Пытаясь говорить о БДТ, меня все время затягивает: веду рассуждения о театре, о его воздействии на меня, о роли театра в мире технического планирования и в жизни общества. Для того, чтобы прекратить все мои размышления о функции театра в постоянно изменяющемся обществе, я могу твердо согласиться со словами классика… «Из всех дошедших до нас светских институтов театр – единственно могучий и реальный институт, который связывает наше праздничное настроение, любовь к зрелищам, смеху, прикосновению, напряжению, возбуждению, потрясению непосредственно с праздничным импульсом, издревле присущим человеческому роду».

Театр – это актеры. И один из этой удивительной плеяды, ярчайшая звезда – Андрей Толубеев.

Но все-таки о книге, поразившей меня. Она стала мне доброй спутницей, советницей, и всегда рядом на рабочем столе.

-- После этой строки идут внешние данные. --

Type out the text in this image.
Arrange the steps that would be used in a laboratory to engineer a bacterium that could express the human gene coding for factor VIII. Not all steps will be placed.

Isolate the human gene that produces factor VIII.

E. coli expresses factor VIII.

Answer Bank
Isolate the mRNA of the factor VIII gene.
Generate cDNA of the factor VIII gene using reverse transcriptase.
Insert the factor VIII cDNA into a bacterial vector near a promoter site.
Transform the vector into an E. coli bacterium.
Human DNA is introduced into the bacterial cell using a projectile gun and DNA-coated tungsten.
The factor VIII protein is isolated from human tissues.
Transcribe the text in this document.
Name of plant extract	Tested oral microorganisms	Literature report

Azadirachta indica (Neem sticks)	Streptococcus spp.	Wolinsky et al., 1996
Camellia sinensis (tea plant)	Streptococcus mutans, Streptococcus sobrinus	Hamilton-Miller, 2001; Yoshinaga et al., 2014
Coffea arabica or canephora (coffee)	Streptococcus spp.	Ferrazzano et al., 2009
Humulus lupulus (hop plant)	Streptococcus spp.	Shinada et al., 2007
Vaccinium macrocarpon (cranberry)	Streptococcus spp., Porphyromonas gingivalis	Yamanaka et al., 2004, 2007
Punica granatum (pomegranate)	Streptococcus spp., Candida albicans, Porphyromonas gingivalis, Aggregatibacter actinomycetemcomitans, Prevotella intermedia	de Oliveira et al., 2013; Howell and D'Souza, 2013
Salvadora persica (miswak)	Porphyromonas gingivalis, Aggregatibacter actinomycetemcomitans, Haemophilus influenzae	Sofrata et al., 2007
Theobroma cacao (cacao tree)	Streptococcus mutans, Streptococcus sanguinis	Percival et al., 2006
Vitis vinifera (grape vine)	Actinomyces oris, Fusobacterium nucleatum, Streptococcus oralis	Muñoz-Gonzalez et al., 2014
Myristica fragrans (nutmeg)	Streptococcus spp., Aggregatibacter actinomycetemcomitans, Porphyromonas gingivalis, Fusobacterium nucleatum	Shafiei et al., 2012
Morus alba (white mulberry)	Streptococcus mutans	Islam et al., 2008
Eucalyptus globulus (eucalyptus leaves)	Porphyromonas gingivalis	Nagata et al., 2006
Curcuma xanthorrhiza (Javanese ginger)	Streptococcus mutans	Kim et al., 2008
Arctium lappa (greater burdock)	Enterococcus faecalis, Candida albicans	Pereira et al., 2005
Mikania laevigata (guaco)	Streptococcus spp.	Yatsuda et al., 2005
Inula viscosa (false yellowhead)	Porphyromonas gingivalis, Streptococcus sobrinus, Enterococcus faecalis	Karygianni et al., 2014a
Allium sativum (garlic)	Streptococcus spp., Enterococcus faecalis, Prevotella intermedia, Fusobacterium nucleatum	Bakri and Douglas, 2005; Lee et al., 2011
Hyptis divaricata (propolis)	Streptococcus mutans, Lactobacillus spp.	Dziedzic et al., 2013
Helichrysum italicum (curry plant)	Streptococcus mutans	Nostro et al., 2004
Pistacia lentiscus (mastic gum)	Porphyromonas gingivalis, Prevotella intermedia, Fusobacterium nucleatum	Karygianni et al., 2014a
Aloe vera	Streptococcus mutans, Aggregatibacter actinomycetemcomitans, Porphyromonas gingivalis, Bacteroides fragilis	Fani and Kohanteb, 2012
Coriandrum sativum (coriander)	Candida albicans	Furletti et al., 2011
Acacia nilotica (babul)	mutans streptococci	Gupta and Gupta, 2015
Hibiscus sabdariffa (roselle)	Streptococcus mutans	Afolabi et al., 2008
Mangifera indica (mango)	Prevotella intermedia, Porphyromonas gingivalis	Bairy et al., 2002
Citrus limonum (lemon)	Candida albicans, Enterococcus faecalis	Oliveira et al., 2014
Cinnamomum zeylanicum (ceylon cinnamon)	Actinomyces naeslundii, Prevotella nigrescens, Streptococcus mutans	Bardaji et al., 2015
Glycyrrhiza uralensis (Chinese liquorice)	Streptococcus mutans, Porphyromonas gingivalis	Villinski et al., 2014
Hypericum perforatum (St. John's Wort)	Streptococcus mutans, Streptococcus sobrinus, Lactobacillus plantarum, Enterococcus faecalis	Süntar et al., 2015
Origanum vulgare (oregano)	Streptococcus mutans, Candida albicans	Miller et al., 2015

Она поразила меня, зацепила за живое и, думаю, пока я живу, не отпустит. Что такое роман-интервью? Раньше таких жанровых определений я не встречал. Но образец вот он – странное, казалось бы, несовместимое смешение литературы и журналистики, а в результате двенадцатилетней репортерской работы Андрея получился действительно роман, отвечающий положенным канонам «развернутого повествования о жизни и «развитии личности главного героя в заданных жизнью своеобразных обстоятельствах». В книге написано то, что прочувствовано самим, узнано и испытано. Только знающий человек мог написать: «Товстоногов всегда просил: «легче»! Ну, Господи, как это тяжко! Только ходивший по сцене человек понимает это. Как легко становилось, когда ты слышал это его четкое «да». И как невыносимо муторно было его резкое или усталое «нет», тяжелое «нет»…». «…О Стржельчике. Первое, самое банальное заключалось в том, что ему безумно нравилось быть актером. Я эту радость в жизни не получаю, например, когда узнают. А он был актером во всем…». Где еще прочтешь об этом, узнаешь такие подробности! А они в этой книге на каждой странице. Я уже говорил о театральном мире: об интригах, зависти и других бедах, видимо, у Андрея этого было меньше всего, и потому его коллеги так доверительно могли рассказать о своем ремесле, о личных представлениях, каким был тот или другой мастер на сцене и за ее пределами. Большинство глав этого романа так и называются: «Из беседы с Людмилой Шуваловой» «… с Олегом Басилашвили…», «… с Татьяной Дорониной…», «… с Алисой Фрейндлих…», «… с Михаилом Боярским…». И так двадцать имен. Большинство имен звучных. Их знают многие в России. Но есть имена, я назвал бы их камерными. Они известны узкому кругу, но без их работы многое потерял бы театр. Спектакли бы не имели того воздействия на нас.



Один из них Владимир Куварин – заведующий постановочной частью театра. Я хорошо знал этого удивительного человека, мы с ним быстро нашли общий язык, от него многое зависело при строительстве студийного корпуса во дворе театра, стоило ему пожаловаться Лаврову, с которым у него были прекрасные отношения, неприятностей не миновать. Иногда, когда было совсем невмоготу, и мы перекрывали дорогу в склад с декорациями, звонил мне и вежливо просил: разреши проехать, Михаил Константиныч.

Беседа Андрея с ним не явилась для меня открытием. Просто многое, чего я не знал, открылось для меня и осталось со мной.

«… – А какое самое тяжелое воспоминание вашей жизни?

– Ох… С сорок пятого года я работаю в театре. И я рад, что работаю в театре. Конечно, бывало разное. Бывали сложные времена, бывали легкие за эти полстолетия. Но сказать о том, что было что-то очень тяжелое… Мне было тяжело, когда я перешел на должность завпоста из макетчиков. Совсем другая должность. В макетчиках я был сам себе хозяин: когда хочу, тогда и работаю – хоть ночью, хоть днем. А здесь совсем другое дело. Было тяжело, но физически скорее. Самая большая тяжесть – смерть родителей, это было самое тяжелое в жизни. А трудности и сложности в работе – так ведь без них не проживешь, верно?